Some of the major challenges project managers face include meeting unrealistic deadlines, and communication and coordination issues among the parties involved. However different organisational structures can each offer unique challenges of their own.
“In a more distributed or matrixed environment where decision-making is pushed down to individual business units, the biggest challenge is ensuring top-down strategic alignment with corporate goals and objectives. This can cause executive stakeholders that are not in the direct chain of command to become sceptical about certain projects at best and unsupportive at worst,” says Wayne Caccamo, VP marketing for cloud-optimised Enterprise Project & Portfolio Management (EPPM) software provider Instantis. “In addition, line-of-sight visibility for project team members of how their project fits into corporate goals and strategies can impact buy-in and motivation at the individual project team member level.
“In more hierarchical decision-making environments where strategic priorities trickle down from the top, top-down strategic alignment of project programmes and investments and bottom-up line-of-site visibility is typically easier to achieve.
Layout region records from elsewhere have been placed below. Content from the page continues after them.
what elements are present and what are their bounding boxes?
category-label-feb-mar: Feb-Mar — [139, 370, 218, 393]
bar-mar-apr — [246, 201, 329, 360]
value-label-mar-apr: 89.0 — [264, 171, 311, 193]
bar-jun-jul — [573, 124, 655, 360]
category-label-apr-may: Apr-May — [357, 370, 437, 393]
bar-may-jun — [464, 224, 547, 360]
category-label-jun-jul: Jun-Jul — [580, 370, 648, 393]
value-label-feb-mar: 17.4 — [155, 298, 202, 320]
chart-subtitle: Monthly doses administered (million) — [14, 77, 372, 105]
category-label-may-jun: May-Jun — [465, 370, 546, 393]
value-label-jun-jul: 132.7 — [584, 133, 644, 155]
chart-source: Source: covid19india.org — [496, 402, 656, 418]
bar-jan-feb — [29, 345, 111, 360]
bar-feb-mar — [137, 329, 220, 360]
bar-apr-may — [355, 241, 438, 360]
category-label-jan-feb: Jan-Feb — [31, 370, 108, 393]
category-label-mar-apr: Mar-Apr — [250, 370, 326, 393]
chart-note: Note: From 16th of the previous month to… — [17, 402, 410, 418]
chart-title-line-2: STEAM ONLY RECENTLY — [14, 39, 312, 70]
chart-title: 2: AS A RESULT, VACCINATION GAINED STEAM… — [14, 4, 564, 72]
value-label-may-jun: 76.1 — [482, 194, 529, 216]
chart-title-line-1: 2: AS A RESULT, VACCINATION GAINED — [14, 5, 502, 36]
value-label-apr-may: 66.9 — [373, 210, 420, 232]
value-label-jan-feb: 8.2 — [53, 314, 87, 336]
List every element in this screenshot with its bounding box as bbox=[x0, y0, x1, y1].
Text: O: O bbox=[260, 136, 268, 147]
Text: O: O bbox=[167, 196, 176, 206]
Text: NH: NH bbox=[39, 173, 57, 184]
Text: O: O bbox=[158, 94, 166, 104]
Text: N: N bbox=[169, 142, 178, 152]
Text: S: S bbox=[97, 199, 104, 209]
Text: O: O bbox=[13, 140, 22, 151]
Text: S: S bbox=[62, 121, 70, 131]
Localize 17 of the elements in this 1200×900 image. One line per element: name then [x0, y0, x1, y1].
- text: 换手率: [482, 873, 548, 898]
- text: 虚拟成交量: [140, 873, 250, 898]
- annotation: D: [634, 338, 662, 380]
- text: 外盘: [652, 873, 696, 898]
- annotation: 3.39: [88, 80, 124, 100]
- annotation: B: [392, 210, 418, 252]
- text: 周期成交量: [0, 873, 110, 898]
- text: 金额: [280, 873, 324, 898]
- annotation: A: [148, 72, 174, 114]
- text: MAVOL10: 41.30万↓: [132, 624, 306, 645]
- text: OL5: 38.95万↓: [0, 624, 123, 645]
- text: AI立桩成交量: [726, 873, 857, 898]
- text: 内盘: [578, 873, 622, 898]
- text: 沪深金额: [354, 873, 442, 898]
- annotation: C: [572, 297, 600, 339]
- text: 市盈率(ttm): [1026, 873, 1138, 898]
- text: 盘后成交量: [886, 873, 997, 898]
“On the other hand, flat organisations provide many advantages for project managers including quicker, more informed decision-making and the ability to execute and move forward without dealing with the politics that top-down project visibility can bring.”
“To survive in a [matrix] structure, the project manager must form solid working bonds with upper management and multiple co-workers,” continues Stephan Berner, managing director, help AG. “In vertical organisations, project managers get frustrated by poor decision making and lack of transparency because each layer muddles information more and more. In horizontal companies, project managers may be less sure about their roles and responsibilities within the company and get frustrated by their lack of authority.”
But to balance things out, project managers do have the opportunity to grow a wide skill set, plus career opportunities are looking up. The multiple skill sets required for project managers, and the fluidity of the role, can enable them to develop strong management expertise, which, if they can be matched with project success, can be a launchpad for higher roles.
“If they have a number of successful projects, they may eventually progress to a senior management position,” Tewary says.
“Project managers have a unique opportunity to hone their professional skills in a variety of ways. They learn how to analyse, scope, and plan, how to work within time or budget constraints, and how to lead. These skills are the cornerstones of all successful managers and leaders of companies, and a great reason why project managers go on to great things,” Alhashim enthuses.
“The Middle East has an abundance of projects spanning industries such as construction, oil and gas – there is no shortage of career opportunities for project managers,” says Kanaran.